Es el mismo esquema que hemos visto repetirse recientemente con las revelaciones de WikiLeaks, que dejan en evidencia el proyecto de dominación mundial del Imperio occidental y sus grandes manipulaciones de la información. Julian Assange afirma que el Imperio occidental es un monstruoso Estado de seguridad oculto cuyo centro de gravedad está en Estados Unidos pero cuyos tentáculos se extienden cada vez más por todo el mundo. Se calcula que Estados Unidos tiene 817.000 personas trabajando en labores de seguridad top secret. Este Imperio anglosajón, que no repara en agresiones internacionales, crímenes masivos o golpes de mercado, y que está edificado sobre grandes mentiras globales, pasará.
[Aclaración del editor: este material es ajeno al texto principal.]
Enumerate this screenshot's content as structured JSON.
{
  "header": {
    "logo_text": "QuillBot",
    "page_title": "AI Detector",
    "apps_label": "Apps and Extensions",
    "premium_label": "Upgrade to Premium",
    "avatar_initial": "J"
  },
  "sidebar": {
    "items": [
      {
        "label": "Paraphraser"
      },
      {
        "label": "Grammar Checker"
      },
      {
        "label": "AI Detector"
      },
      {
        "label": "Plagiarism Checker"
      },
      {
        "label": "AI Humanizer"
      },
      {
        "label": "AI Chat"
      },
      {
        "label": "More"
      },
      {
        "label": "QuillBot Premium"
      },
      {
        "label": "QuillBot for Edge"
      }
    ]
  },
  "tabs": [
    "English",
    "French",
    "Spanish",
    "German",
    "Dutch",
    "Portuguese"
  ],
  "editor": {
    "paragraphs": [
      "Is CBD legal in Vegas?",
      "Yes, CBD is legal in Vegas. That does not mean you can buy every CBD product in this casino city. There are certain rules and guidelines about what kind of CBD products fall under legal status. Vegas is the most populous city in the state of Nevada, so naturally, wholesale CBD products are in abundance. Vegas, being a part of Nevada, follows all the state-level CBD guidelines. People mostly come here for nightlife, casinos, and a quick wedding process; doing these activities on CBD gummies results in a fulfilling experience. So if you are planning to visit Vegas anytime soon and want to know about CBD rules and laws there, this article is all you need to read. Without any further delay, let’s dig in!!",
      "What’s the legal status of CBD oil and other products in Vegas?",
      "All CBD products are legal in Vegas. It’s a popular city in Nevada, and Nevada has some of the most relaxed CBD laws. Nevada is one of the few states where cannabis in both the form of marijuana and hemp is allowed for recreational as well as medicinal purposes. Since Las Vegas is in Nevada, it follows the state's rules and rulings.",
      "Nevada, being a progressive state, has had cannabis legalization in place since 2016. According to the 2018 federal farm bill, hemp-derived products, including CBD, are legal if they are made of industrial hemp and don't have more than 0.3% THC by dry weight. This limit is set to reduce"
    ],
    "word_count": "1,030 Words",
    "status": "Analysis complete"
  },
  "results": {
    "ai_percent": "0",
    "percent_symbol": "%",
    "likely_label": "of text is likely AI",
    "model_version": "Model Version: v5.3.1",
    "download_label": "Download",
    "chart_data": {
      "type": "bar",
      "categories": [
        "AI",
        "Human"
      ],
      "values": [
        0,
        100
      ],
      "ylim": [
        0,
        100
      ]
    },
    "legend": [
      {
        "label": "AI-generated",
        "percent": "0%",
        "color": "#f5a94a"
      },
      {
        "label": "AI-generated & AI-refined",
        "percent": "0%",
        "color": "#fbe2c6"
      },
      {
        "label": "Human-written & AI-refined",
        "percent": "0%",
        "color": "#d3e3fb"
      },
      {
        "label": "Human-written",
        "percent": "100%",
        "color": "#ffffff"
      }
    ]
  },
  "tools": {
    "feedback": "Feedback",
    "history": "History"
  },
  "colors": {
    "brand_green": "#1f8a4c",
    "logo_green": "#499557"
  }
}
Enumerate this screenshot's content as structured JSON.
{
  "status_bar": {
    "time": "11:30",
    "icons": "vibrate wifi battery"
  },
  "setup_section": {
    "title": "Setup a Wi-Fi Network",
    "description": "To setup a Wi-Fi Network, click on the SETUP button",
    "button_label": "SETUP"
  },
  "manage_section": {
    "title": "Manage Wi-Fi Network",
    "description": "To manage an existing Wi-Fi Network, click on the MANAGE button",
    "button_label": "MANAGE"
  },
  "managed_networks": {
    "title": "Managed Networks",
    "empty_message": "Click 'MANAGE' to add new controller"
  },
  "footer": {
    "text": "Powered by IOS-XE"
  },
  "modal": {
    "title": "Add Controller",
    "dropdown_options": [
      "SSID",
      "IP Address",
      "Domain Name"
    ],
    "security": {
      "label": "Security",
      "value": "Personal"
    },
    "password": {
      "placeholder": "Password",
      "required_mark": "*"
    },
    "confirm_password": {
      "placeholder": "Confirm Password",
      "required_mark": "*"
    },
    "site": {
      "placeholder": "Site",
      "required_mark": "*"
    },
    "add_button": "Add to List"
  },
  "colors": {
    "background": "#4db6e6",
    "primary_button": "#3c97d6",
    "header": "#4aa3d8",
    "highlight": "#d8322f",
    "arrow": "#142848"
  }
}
Los grandes financieros-“filántropos” (“los mercados”), que son el verdadero núcleo profundo de ese Imperio, que hacen y deshacen a su antojo en esta hora trágica para nuestro mundo, pasarán. Al igual que han pasado todos los pequeños y grandes tiranos que han aparecido a lo largo de la historia. Pero mientras nuestra gran masa social no sea capaz de reconocer claramente quiénes y por qué nos están llevando al desastre, el sufrimiento de nuestros pueblos, y en especial de los más desprotegidos, se prolongará aún durante años. Antes de intentar hacer algo frente a un fuego, hay que identificar el foco y dejar de confundirlo con el humo o con las llamas. Mi último libro, La Hora de los grandes “filántropos”, es mi modesta aportación en esta importante batalla.